An estimated 10,0000 Sikhs marched from Hyde Park to mark 28 years since the 1984 Sikh genocide and the destruction at the Golden Temple in Amritsar, calling for justice, freedom for Sikh political prisoners and the establishment of an independent Khalistan.
There was a large crowd listening to speeches in Hyde Park when I arrived shortly after the official start of the event, and people were still arriving in large groups from around the country an hour later. There were a few speakers who translated all or part of what they said into English, but although I could understand little of the rest, the unanimous powerful support for Khalistan was clear, with chants of 'Khalistan Zindabad' (Long Live Khalistan) and raising of fists in support.

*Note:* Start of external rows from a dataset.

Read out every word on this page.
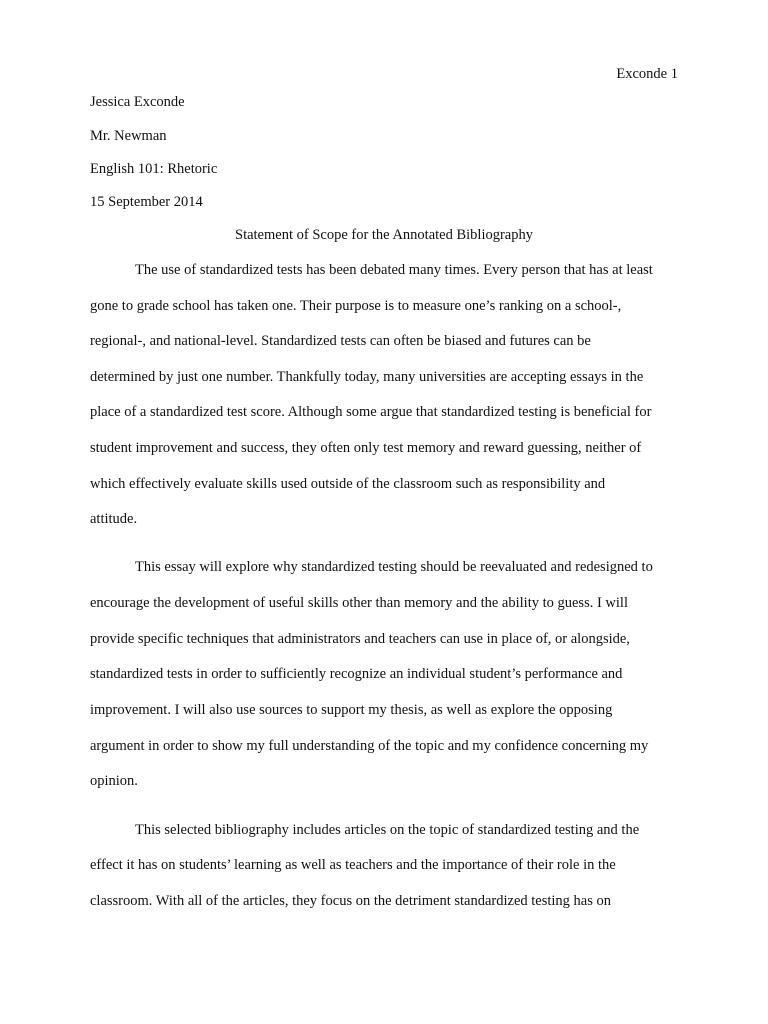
Exconde 1
Jessica Exconde
Mr. Newman
English 101: Rhetoric
15 September 2014
Statement of Scope for the Annotated Bibliography
The use of standardized tests has been debated many times. Every person that has at least
gone to grade school has taken one. Their purpose is to measure one’s ranking on a school-,
regional-, and national-level. Standardized tests can often be biased and futures can be
determined by just one number. Thankfully today, many universities are accepting essays in the
place of a standardized test score. Although some argue that standardized testing is beneficial for
student improvement and success, they often only test memory and reward guessing, neither of
which effectively evaluate skills used outside of the classroom such as responsibility and
attitude.
This essay will explore why standardized testing should be reevaluated and redesigned to
encourage the development of useful skills other than memory and the ability to guess. I will
provide specific techniques that administrators and teachers can use in place of, or alongside,
standardized tests in order to sufficiently recognize an individual student’s performance and
improvement. I will also use sources to support my thesis, as well as explore the opposing
argument in order to show my full understanding of the topic and my confidence concerning my
opinion.
This selected bibliography includes articles on the topic of standardized testing and the
effect it has on students’ learning as well as teachers and the importance of their role in the
classroom. With all of the articles, they focus on the detriment standardized testing has on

Eventually the march began to form up, led by a group of Khalsa marching barefoot; two men in blue robes and red turbans carrying the Sikh standard and a few yards behind five in orange with their swords held upright - the five 'Blessed Ones' (Panj Pyare.) Behind them were a group of mainly young men carrying black coffins, followed by young men and women carrying long poles with black flags, both symbolising the thousands of Sikhs killed in the 1984 genocide and since then.
In 1984 Indian Prime Minister Indira Ghandi ordered the Indian Army to storm the Golden Temple in Amritsar, claiming that Sikh separatists led by Jarnail Singh Bhindranwale were storing weapons there with the intention of beginning a major armed struggle to establish a free Sikh state. The temple was badly damaged and more than a thousand, including Bhindranwale, were killed.
Many more Sikhs were killed in riots following the attack, said by Sikhs to have been part of a planned eradication of Sikhs encouraged by the Indian states. Later in the year Mrs Ghandi was killed by her two Sikh bodyguards in retaliation for the attack on the Golden Temple and this was followed by widespread attacks on Sikhs.
Attacks on Sikhs continued and in particular the Punjab Police under Chief Minister of Punjab Beant Singh acted very forcefully against those suspected of supporting the formation of an independent Sikh state of Khalistan, and was alleged to be responsible for the extra-judicial execution and cremation of tens of thousands of Sikhs. He was killed in 1995 in a suicide bomb explosion by police officer Dilawar Singh Babbar and another policeman, Balwant Singh Rajoana was involved in the plot to kill him.
Rajoana, who confessed his involvement and justified it by the discrimination against Sikhs by the Indian government and judicial system, including the 1984 attacks, was sentenced to death by a special court and was due to be hung on 31 March 2012. He had refused to defend himself or to have a lawyer or ask for mercy by an appeal for clemency was made by the Sikh Shiromani Gurdwara Parbandhak Committee and the Indian government postponed his hanging.
The Sikh Akal Takht, the highest temporal authority of Sikhism, has named Rajoana as a "Living Martyr" (and Babbar as a "National Martyr." Many of those in todays protests carried pictures of Rajoana and showed their support of the 'I Pledge Orange' campaign, pledging support of humanity, love, peace, unity, equality, justice and freedom and specifically against the execution and called for his release, along with all Sikh political prisoners.
According to Dal Khalsa UK, as well as the death sentence for Rajoana, recent months have also seen "the burning of Sikh Turbans,Threats to Sikhs & the Killing of Sikhs by Shiv Sena,RSS,BJP & Other Hindutva Terrorists Groups - with state support."
I left the march as the end of it made its way onto Piccadilly on its way to a further rally at Trafalgar Square.